Help me with this CSS box model problem!
April 15, 2004 7:49 PM   Subscribe

CSS issue. I have a problem with a site that I built. I can either make the centre box containing the main body of the pages line up with the other boxes on the page, or I can make the centre box flexible to allow for different resolutions etc, but not both. [more inside]

A copy of the CSS is here. I got the original layout from a site offering free templates that I found via MeFi but can no longer locate and which I have since changed a great deal. Somewhere along the line, I have stuffed something up and cannot get the layout to work properly. Originally, the layout used margins on the centre box to space it from the other boxes and it worked at any resolution, but the boxes only aligned with each other properly on IE6. After trying literally dozens of other solutions I found via Google, I ended up setting the width of the centre box at 60% to make it more or less work, but it is not really right and is awful at lower resolutions. Also, I have used pop-up windows to provide information in separate windows for a few places and, as these windows are narrower, the 60% setting does not work at all. The "solution" I came up with also generates a horizontal scroll bar in Mozilla-based browsers, but not in IE. Any suggestions warmly welcomed, either in how to fix it or what is actually causing the problem so I can find a solution myself.

Disclaimer: While I will not profit in any way directly from solving this problem, it is a work project, so feel free to ignore me if you have a problem with this.
posted by dg to Computers & Internet (6 answers total)
 
Was it like this? If you had padding/margins on the outer div for the centre column that might explain your problems in non-IE browsers.

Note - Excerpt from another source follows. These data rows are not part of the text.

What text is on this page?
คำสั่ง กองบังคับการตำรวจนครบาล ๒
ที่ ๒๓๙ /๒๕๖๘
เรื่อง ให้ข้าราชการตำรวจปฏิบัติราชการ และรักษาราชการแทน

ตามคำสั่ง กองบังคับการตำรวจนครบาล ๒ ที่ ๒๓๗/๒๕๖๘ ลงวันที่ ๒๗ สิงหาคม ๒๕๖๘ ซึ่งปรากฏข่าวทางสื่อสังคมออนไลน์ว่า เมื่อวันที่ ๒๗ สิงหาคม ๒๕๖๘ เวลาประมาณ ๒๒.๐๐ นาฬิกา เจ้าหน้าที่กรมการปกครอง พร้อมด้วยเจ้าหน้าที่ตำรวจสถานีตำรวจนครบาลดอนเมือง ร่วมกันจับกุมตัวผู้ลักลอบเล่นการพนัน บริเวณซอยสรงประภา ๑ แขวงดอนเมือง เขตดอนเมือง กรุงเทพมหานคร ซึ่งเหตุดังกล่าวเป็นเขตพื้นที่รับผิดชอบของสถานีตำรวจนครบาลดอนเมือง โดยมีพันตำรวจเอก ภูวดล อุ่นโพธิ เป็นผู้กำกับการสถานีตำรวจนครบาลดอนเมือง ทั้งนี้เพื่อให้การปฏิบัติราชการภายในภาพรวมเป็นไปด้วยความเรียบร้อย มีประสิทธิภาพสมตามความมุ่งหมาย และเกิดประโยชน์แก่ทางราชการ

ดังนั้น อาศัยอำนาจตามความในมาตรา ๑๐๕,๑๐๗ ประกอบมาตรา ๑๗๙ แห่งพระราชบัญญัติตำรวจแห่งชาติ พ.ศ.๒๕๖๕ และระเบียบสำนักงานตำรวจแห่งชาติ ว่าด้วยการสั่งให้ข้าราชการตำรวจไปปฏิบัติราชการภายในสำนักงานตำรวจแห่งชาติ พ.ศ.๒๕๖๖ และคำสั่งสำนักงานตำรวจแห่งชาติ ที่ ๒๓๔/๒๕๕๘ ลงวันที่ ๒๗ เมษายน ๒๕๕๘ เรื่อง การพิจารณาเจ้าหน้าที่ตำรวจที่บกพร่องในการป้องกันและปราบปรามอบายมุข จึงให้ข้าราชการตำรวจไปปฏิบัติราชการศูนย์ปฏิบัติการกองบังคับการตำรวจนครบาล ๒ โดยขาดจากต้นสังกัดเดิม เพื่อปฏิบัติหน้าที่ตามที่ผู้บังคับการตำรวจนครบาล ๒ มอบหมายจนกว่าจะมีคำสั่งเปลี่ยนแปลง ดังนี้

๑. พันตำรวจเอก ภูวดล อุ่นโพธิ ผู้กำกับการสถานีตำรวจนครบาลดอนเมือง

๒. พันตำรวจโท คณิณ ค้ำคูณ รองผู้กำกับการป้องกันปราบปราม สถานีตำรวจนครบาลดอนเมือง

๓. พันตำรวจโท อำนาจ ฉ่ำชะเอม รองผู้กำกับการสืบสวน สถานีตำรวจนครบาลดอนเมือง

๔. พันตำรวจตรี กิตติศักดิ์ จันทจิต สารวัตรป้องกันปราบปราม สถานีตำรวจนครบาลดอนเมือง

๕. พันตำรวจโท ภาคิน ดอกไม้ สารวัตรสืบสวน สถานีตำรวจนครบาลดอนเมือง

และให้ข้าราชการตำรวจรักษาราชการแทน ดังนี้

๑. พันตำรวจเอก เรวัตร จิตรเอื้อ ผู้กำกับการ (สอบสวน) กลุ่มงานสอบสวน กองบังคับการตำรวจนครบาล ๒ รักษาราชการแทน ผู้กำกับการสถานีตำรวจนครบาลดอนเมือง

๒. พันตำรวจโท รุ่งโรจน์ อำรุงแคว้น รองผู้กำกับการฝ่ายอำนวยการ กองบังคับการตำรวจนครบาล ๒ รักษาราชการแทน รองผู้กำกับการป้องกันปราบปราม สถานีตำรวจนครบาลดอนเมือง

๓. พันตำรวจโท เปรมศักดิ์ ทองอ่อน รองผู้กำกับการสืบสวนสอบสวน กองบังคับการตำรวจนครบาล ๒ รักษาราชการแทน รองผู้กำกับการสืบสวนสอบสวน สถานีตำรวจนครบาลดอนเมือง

[div style='position:absolute;top:0px;left:0px;width:250px;']
left column
[/div]

[div style='position:absolute;top:0px;left:0px;width:100%']
[div style='margin-left:250px;margin-right:250px;']
centre column
[/div]
[/div]

[div style='position:absolute;top:0px;right:0px;width:250px;']
right column
[/div]
posted by holloway at 8:48 PM on April 15, 2004


Response by poster: Actually, I think that this may be where I got the original template from, except that the site I got it from was providing templates for free use and had a wizard-style interface where you chose the options and it generated the CSS.
posted by dg at 9:17 PM on April 15, 2004


One help in troubleshooting will be to declare your doctype by using the following html at the top of each page:

<!DOCTYPE html PUBLIC "-//W3C//DTD XHTML 1.0 Transitional//EN"
"http://www.w3.org/TR/xhtml1/DTD/xhtml1-transitional.dtd">
<html xmlns="http://www.w3.org/1999/xhtml">

Mozilla and IE6 have "standards" and "quirk" modes. This code will give you "standards" mode across most browsers, causing them to interpret your code in the same way.
posted by 4easypayments at 9:22 PM on April 15, 2004


Definitely add the DOCTYPE to get some consistency. Scaling (or "liquid") boxes in CSS is not an easy thing. The (incredibly problematic) trick is this: don't provide a width for the box you're trying to scale. That will allow you to apply padding to it in the way you want. Given the layout you have (without taking a close look at the CSS), you could try this:

1. Fix the width of the left and right boxes at x and y
2. Give the middle box margin-left of (x + reasonable offset) and a margin-right of (y + reasonable offset) so you've reserved space for the side boxes.
3. Apply padding to the centre box as necessary
4. ???
5. Profit
posted by yerfatma at 7:26 AM on April 16, 2004


first time for ages I've heard the word "profit" used in conjunction with web development ...
posted by Pericles at 9:28 AM on April 16, 2004


You don't know what step 4 is though.